Unlike the Catholic sex abuse scandal uncovered by The Boston Globe in the archdiocese of Boston in 2002 where, instead of reporting the incidents to police, the dioceses directed the offenders to seek psychiatric treatment, in Ireland children, parents, and others reported suspicions of abuse to police but investigations did not follow. Many cases were simply referred back to church authorities instead.
Garda Commissioner Fachtna Murphy said that the report exposed "misguided or undue deference" shown by the police to religious institutions and said, "That has no place in criminal investigations, it certainly has no place in 2009 under my watch."
"This is not about failings or learning curves. This about the reckless endangerment of children in a calculated, purposeful strategy to protect the institutional Church," said the abuse charity One in Four in a press release.
The Murphy Report, which was redacted by Ireland's Supreme Court as several criminal cases are ongoing, concluded that there was little regard or concern for children who came into contact with clerical abusers, that known clerical abusers were moved to different areas and the recipient dioceses were not informed of their record, and that there was a failure to report allegations to the statutory services.

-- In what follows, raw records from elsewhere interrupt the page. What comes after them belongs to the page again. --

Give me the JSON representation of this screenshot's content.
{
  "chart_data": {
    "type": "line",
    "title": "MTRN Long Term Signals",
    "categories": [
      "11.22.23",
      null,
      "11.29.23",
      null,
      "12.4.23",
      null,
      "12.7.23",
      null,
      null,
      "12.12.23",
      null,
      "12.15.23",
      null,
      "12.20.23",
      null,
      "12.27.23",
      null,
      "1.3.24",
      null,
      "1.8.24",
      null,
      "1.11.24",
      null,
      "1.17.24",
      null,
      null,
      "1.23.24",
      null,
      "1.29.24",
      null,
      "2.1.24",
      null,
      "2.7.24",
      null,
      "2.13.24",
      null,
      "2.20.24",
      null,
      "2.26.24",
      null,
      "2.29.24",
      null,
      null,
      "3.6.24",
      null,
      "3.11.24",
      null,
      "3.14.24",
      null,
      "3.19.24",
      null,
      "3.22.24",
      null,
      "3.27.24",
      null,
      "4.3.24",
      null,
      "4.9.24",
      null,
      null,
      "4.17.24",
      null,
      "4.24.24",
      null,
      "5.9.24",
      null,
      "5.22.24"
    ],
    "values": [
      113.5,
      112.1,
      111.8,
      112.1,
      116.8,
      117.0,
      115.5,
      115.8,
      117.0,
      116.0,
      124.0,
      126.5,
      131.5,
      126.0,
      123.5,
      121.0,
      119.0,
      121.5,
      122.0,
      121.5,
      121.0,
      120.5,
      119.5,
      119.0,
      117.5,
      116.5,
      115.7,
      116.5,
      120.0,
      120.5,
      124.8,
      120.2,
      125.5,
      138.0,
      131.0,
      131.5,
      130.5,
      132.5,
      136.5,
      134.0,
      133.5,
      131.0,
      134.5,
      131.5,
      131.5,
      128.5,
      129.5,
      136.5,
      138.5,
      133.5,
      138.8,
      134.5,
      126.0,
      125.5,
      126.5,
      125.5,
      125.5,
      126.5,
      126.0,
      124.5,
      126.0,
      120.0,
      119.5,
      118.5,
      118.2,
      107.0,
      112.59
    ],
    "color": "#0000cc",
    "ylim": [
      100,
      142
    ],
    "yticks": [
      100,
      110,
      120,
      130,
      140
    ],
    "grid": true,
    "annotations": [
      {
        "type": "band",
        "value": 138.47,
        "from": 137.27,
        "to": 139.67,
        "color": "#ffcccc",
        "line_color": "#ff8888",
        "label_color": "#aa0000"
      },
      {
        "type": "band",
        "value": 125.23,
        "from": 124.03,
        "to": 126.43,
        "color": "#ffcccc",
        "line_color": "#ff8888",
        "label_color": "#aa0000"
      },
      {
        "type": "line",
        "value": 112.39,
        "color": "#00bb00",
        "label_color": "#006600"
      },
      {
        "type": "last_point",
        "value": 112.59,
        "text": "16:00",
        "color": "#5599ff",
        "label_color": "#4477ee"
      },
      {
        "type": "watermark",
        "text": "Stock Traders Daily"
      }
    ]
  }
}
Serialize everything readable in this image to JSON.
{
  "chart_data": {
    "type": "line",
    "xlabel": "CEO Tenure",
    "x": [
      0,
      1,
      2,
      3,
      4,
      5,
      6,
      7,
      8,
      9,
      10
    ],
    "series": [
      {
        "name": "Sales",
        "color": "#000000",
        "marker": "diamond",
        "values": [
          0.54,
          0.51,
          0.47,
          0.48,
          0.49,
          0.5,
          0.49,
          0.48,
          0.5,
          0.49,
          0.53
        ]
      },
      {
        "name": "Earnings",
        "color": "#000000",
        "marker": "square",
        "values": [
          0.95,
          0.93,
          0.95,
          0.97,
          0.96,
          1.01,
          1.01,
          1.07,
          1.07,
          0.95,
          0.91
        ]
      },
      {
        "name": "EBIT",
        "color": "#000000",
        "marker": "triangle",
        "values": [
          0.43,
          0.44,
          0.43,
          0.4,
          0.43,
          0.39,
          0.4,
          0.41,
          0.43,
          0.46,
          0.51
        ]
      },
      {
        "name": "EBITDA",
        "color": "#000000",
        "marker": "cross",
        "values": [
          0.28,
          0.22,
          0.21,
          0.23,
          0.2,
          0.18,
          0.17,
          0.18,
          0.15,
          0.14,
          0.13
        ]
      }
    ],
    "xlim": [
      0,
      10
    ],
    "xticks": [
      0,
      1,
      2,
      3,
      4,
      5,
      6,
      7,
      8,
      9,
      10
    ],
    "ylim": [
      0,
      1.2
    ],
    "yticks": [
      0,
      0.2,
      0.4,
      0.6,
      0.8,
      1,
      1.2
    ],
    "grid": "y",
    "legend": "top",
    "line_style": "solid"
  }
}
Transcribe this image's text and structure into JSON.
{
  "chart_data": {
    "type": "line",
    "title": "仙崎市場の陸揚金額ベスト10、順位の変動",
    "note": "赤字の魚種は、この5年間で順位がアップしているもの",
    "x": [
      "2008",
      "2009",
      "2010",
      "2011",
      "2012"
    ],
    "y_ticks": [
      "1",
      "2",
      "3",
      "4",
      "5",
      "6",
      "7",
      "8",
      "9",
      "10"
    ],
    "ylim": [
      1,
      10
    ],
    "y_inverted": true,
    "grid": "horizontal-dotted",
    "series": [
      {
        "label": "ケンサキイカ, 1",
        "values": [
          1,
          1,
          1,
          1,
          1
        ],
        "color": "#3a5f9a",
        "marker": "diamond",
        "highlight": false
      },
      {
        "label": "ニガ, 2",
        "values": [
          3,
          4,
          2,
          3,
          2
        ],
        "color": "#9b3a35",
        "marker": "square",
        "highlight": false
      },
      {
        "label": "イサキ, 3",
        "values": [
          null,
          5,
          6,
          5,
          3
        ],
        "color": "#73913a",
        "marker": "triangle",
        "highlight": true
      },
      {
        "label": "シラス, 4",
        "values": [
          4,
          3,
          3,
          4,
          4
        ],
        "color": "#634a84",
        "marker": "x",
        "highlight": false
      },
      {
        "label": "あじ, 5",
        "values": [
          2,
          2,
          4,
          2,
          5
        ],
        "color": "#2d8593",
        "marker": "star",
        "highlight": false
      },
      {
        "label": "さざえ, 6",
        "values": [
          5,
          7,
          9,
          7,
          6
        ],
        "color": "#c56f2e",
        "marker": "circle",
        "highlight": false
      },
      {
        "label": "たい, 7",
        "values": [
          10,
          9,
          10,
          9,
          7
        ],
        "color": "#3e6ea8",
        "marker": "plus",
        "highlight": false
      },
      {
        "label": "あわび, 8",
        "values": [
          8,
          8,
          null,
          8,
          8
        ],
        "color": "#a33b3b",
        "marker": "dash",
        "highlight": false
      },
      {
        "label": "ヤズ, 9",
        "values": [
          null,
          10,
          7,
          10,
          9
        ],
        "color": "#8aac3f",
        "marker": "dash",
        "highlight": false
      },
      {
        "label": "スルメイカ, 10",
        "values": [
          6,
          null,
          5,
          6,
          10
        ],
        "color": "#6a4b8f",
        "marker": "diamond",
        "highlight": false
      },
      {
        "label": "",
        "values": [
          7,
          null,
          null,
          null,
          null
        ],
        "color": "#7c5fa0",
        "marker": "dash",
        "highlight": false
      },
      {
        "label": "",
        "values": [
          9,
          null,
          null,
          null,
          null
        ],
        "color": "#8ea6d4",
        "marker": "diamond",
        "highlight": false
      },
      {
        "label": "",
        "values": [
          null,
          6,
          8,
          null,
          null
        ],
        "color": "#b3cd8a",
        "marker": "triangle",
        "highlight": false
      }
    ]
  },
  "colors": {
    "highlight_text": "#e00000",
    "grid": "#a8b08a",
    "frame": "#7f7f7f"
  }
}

Garda Commissioner Murphy has apologized for the force's failure to protect victims of clerical child sexual abuse.
Prosecutions to follow
None of the officers named in the report are still working on the force. Minister for Justice Dermot Ahern has warned that criminal investigations will follow the report, saying, "a collar will protect no criminal."
Mr. Ahern said that no one could expect to be above the law. "This is a Republic – the people are sovereign – and no institution, no agency, no church can be immune from that fact," he said at a press conference.
The state's past deference to the church has been condemned from legal quarters. Sean Corrigan, a barrister in Dublin, said the Dublin experience is in stark contrast to how the US authorities handled similar cases.
"There was too much support for the church within the Garda – these people have been a power unto themselves," he says. "There's more openness in America with regard to everything. We've never even had anyone convicted of white-collar crime in this country."
Irish legal provisions say the wheels of justice are turning, but that the process has been slow. "There are ongoing investigations but the process does seem to have caused a delay in initiating them," says Catherine O'Sullivan, who teaches criminal law at University College Cork. "It's not a case of a coverup, it's more that the investigations have happened in a roundabout way."